HOLLAND - A Hope College basketball player's selfless act is having an effect far beyond her team's recent national championship season.

 HOLLAND - A Hope College basketball player's selfless act is having an effect far beyond her team's recent national championship season.

                        It's led to creation of a scholarship that will help other students in perpetuity.

                        When the Hope women's basketball team made it to the playoffs this past spring, NCAA regulations required that only 15 players could suit up for the competition.  Hope's MIAA championship squad had 16 members.  Rather than make it necessary for Coach Brian Morehouse to choose or perhaps for one of her teammates to sit out the remaining games, junior guard Becky Bosserd of Sparta stepped forward and volunteered to spend the rest of the season in her street clothes.

                        The gracious gesture earned the admiration of her coach, her team mates and also Hope's loyal fans.  One of those fans, community member Rob Zaagman, has decided to celebrate it by establishing an endowed scholarship at the college in her name.  The "Rebecca Bosserd Scholarship Fund," available starting with the new school year, is intended for any student with financial need who, in keeping with Bosserd's example, has shown commitment to servant-leadership or volunteerism.

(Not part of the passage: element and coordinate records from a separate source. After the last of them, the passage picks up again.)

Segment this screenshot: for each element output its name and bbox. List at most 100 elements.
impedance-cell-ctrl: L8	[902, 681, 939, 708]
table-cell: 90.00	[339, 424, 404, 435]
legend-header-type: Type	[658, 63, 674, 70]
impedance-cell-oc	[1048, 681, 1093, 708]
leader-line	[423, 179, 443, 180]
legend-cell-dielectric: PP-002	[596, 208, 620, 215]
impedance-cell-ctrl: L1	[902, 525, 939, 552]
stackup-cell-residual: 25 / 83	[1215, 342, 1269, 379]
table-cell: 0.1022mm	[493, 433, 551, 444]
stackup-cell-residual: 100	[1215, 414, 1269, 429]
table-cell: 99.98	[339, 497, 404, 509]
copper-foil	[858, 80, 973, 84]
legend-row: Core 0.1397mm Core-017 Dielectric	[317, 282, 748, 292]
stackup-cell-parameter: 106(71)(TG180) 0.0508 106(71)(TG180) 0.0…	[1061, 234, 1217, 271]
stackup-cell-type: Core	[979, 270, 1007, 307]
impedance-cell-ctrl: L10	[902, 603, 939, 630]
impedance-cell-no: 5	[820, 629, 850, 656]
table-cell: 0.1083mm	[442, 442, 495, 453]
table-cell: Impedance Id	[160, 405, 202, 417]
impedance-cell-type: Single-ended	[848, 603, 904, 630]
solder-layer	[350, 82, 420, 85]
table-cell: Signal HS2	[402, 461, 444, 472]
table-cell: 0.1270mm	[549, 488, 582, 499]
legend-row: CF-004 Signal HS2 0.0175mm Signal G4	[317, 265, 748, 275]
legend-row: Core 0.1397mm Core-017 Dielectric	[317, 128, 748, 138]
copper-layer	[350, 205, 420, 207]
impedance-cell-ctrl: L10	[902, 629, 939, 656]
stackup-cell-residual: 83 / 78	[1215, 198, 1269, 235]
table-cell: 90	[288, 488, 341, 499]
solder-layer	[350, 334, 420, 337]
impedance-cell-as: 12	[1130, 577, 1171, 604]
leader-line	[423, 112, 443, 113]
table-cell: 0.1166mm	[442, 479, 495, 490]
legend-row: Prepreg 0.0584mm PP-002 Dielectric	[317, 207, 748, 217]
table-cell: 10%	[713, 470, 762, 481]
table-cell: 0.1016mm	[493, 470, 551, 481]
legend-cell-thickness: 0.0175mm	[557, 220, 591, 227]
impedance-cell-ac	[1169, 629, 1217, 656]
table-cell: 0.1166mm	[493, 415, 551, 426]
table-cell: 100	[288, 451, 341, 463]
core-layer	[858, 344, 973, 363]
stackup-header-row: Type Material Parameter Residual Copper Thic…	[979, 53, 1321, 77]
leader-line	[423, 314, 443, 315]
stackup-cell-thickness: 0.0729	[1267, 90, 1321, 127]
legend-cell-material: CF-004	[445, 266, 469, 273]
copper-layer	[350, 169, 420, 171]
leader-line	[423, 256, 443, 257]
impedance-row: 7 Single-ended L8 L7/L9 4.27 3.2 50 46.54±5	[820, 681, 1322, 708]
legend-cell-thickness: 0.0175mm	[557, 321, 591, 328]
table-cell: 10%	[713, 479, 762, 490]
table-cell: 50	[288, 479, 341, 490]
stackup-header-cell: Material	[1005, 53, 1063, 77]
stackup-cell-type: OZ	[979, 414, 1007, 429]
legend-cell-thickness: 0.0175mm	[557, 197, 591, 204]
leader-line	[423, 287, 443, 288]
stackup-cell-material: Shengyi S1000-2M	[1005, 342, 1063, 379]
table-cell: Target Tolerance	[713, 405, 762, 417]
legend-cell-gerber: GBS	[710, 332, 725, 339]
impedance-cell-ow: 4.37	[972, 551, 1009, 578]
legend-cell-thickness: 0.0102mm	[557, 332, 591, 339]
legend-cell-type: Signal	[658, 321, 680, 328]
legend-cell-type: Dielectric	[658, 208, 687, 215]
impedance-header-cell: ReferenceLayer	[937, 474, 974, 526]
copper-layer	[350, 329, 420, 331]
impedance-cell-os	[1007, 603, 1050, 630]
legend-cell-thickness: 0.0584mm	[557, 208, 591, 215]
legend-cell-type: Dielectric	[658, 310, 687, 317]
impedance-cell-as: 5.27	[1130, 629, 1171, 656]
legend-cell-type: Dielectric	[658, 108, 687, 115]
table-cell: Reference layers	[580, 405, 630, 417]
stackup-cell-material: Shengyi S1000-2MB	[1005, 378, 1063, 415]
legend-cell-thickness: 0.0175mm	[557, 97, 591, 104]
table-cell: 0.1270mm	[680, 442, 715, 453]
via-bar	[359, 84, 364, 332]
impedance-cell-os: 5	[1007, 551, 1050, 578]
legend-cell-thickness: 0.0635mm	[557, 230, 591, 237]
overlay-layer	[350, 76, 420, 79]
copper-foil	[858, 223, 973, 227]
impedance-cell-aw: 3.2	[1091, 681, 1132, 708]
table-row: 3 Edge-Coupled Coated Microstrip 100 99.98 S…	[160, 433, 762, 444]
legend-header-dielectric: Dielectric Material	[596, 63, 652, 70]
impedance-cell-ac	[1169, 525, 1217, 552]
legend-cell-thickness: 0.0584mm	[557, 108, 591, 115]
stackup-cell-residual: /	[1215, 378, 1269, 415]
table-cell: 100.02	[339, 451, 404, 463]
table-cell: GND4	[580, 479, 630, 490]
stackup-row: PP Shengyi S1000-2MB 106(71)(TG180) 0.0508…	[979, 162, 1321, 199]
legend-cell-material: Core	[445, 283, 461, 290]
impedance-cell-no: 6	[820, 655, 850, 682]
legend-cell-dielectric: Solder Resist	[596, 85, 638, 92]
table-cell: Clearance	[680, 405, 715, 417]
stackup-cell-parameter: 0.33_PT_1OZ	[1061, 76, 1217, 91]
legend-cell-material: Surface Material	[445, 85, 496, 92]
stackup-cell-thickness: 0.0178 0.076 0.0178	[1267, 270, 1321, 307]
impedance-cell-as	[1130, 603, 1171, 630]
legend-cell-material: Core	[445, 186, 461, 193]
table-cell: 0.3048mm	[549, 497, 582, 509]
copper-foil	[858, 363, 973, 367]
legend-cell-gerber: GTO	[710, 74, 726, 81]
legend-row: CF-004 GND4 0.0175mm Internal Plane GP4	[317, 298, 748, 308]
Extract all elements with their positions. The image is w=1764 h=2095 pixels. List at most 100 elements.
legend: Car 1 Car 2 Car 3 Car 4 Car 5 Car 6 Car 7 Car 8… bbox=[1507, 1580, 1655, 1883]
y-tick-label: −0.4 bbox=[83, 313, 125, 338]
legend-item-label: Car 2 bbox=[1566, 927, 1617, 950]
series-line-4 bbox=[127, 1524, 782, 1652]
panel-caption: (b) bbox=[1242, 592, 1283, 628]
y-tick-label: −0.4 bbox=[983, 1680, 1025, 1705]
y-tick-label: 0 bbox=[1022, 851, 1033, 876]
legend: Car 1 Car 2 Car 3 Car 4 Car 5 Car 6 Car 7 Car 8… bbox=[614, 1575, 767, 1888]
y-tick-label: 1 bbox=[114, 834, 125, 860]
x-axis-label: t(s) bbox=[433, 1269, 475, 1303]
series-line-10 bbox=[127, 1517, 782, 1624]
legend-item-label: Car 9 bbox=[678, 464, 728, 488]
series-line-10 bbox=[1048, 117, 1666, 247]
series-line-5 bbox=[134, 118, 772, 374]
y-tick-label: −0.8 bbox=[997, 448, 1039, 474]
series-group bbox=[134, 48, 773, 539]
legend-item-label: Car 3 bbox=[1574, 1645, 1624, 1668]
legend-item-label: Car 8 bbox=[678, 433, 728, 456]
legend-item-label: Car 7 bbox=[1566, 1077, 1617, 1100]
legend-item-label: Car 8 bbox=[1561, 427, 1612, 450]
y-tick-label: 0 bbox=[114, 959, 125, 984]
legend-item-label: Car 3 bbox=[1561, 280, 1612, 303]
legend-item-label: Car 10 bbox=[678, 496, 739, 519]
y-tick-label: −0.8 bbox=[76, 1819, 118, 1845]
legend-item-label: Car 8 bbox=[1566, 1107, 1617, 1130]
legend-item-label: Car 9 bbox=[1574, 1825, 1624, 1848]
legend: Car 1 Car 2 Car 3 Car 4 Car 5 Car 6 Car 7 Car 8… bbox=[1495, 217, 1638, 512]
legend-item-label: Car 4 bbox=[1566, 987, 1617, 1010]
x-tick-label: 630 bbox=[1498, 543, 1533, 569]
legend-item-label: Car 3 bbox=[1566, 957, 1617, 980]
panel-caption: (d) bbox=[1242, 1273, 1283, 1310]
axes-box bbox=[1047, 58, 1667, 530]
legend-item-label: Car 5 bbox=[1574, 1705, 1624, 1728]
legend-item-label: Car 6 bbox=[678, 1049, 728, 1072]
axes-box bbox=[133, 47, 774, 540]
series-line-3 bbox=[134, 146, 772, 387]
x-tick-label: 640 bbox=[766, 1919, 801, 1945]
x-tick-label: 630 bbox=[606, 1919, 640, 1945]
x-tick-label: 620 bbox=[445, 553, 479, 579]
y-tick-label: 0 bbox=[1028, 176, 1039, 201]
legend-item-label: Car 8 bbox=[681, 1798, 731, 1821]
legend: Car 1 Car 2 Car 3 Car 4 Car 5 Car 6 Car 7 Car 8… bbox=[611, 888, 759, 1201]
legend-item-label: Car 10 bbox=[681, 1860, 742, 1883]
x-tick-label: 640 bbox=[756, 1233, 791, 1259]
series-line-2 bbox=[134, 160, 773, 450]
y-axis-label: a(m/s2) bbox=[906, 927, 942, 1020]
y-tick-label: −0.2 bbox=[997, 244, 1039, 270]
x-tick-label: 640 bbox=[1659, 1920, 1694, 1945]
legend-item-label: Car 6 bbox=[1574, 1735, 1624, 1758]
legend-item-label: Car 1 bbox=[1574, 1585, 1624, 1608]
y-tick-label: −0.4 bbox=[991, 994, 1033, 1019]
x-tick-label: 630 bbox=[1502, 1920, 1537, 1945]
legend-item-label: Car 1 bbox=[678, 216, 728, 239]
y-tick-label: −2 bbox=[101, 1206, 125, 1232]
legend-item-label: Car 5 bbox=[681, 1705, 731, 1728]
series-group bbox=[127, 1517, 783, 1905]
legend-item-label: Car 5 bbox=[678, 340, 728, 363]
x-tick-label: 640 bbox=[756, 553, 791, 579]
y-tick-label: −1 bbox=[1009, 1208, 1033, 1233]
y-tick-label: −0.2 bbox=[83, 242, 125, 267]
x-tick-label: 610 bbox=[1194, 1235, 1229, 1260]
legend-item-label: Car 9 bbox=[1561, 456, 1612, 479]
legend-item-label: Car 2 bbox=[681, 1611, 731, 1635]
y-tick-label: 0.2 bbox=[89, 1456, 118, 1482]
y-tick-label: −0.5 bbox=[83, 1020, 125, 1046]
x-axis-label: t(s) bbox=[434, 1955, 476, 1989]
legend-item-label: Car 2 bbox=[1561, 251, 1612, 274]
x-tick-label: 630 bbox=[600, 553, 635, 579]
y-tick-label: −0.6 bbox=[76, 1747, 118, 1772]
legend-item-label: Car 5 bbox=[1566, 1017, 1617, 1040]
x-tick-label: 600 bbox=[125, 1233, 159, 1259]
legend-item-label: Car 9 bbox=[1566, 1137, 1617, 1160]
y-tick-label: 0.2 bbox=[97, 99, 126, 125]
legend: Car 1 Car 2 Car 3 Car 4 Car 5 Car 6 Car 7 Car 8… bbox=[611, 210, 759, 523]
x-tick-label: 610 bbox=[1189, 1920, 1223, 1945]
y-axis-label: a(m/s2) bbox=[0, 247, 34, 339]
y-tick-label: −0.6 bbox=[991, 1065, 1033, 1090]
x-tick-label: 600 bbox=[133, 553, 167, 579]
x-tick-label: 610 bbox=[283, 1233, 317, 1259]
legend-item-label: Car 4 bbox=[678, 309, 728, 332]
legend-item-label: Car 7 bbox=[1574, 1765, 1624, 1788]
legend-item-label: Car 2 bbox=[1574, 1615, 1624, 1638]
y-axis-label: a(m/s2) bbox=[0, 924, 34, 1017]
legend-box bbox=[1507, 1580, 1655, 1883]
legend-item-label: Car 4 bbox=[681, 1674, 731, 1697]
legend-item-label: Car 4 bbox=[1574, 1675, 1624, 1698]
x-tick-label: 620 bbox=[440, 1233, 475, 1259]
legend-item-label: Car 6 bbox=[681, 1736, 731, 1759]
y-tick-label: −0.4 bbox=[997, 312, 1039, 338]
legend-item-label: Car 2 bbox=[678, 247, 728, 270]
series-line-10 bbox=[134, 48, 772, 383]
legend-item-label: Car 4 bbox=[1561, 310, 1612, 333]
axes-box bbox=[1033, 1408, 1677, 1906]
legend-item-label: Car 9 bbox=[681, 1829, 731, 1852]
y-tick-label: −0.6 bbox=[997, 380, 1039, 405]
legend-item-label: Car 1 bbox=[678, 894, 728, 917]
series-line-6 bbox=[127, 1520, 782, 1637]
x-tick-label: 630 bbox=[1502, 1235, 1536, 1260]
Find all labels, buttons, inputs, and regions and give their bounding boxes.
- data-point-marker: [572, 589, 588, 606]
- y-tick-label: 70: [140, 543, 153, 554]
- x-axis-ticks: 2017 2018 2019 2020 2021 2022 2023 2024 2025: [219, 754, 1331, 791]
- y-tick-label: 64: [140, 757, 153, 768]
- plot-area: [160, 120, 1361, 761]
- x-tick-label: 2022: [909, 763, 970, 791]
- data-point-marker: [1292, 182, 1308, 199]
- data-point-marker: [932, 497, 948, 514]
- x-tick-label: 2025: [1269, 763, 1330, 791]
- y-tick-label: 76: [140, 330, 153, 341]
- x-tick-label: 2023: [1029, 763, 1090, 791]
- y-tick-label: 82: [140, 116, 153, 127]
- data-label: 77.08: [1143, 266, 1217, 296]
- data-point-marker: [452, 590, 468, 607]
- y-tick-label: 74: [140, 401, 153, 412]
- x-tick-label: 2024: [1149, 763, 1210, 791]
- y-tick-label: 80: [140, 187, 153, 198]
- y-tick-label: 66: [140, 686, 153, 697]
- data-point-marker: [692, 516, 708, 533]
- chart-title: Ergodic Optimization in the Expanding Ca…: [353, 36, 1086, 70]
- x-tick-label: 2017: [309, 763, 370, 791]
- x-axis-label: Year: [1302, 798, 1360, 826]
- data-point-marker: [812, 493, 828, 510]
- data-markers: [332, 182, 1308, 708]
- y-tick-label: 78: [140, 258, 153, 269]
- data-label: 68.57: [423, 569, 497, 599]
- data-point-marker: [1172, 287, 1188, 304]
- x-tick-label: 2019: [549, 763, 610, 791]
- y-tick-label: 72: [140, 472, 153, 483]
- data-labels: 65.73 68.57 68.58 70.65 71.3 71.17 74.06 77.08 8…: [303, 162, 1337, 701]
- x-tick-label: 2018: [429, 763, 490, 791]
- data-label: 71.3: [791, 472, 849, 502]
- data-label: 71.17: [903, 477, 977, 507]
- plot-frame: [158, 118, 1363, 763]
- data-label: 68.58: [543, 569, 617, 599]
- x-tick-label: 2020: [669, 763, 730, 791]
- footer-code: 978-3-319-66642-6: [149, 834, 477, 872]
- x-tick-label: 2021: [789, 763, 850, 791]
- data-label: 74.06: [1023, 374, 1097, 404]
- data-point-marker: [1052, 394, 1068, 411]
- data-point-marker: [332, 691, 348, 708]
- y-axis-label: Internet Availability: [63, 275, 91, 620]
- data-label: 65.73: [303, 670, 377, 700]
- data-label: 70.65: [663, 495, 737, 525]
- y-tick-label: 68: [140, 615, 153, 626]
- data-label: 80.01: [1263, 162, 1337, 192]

                        "I really feel that what she did was very significant, but really it goes much deeper than that," said Zaagman, who was among the Hope fans who made the trip to Springfield, Mass., for the Final Four in March.  "It's more a recognition of character than one event."

                        "I think this is just one way of saying 'Thank you, Becky, for doing something tremendous for other people,'" he said.  "What she did is never going to be forgotten."

                        Morehouse agrees that Bosserd's sacrifice reflects a remarkable consideration of others.

                        "It's probably the most unselfish act I've ever been a part of in my 10 years as a head coach, and I think it's a great reflection on both Becky and her parents as far as how she was raised," he said.  "She exemplifies everything that we want in our players.  She is selfless.  She puts the team first in everything she does."

                        "I couldn't have more respect for a person than what I have for Becky and what she did," he said.

                        Even though she had been on the sidelines during most of the tournament run, she was the coaches' choice to accept the national championship trophy.

                        "When we went out to get our championship trophy, Becky was the first person that we sent out there and then our four captains followed behind her because we felt what she had done was really what our team was all about," he said.

                        Bosserd notes that she didn't struggle with her decision to miss the NCAA games.

                        "That way no one else would have to sit out," she said.  "I did it and I never looked back."

                        Bosserd is a 2003 graduate of LowellHigh School and the daughter of James and Jane Bosserd of Sparta.  A biology major, she is interested in a career that involves working with animals, possibly specializing in fisheries in wildlife.  She worked at the OutdoorDiscoveryCenter south of Holland this summer.

                        Zaagman, who works in quality assurance at Haworth Inc., had never even met Bosserd prior to establishing the scholarship, other than briefly along with other members of the team during the college's championship celebration back in Holland in April.  As a result, she never saw the recognition coming.  "I was pretty surprised," she said, when she learned about it earlier this summer.

                        For Zaagman, Bosserd's team-first sacrifice focused his growing interest in supporting Hope students in some way.  Since moving to Holland in 1992, he had come first to appreciate the campus and the college's positive presence on downtown during walks through the neighborhood, and then the students that he met as he volunteered in the community, and then the college itself as he learned more about Hope's program.

                        "Endowing a scholarship is something that I had in the back of my mind for a period of time now," he said.  "As time went on, I felt that I wanted to try to help students down the road have an opportunity to have an education at Hope."

                        "I definitely wouldn't do something like this if I didn't think that the college had more than earned it," he said.  "So for me, this is a tremendous investment also."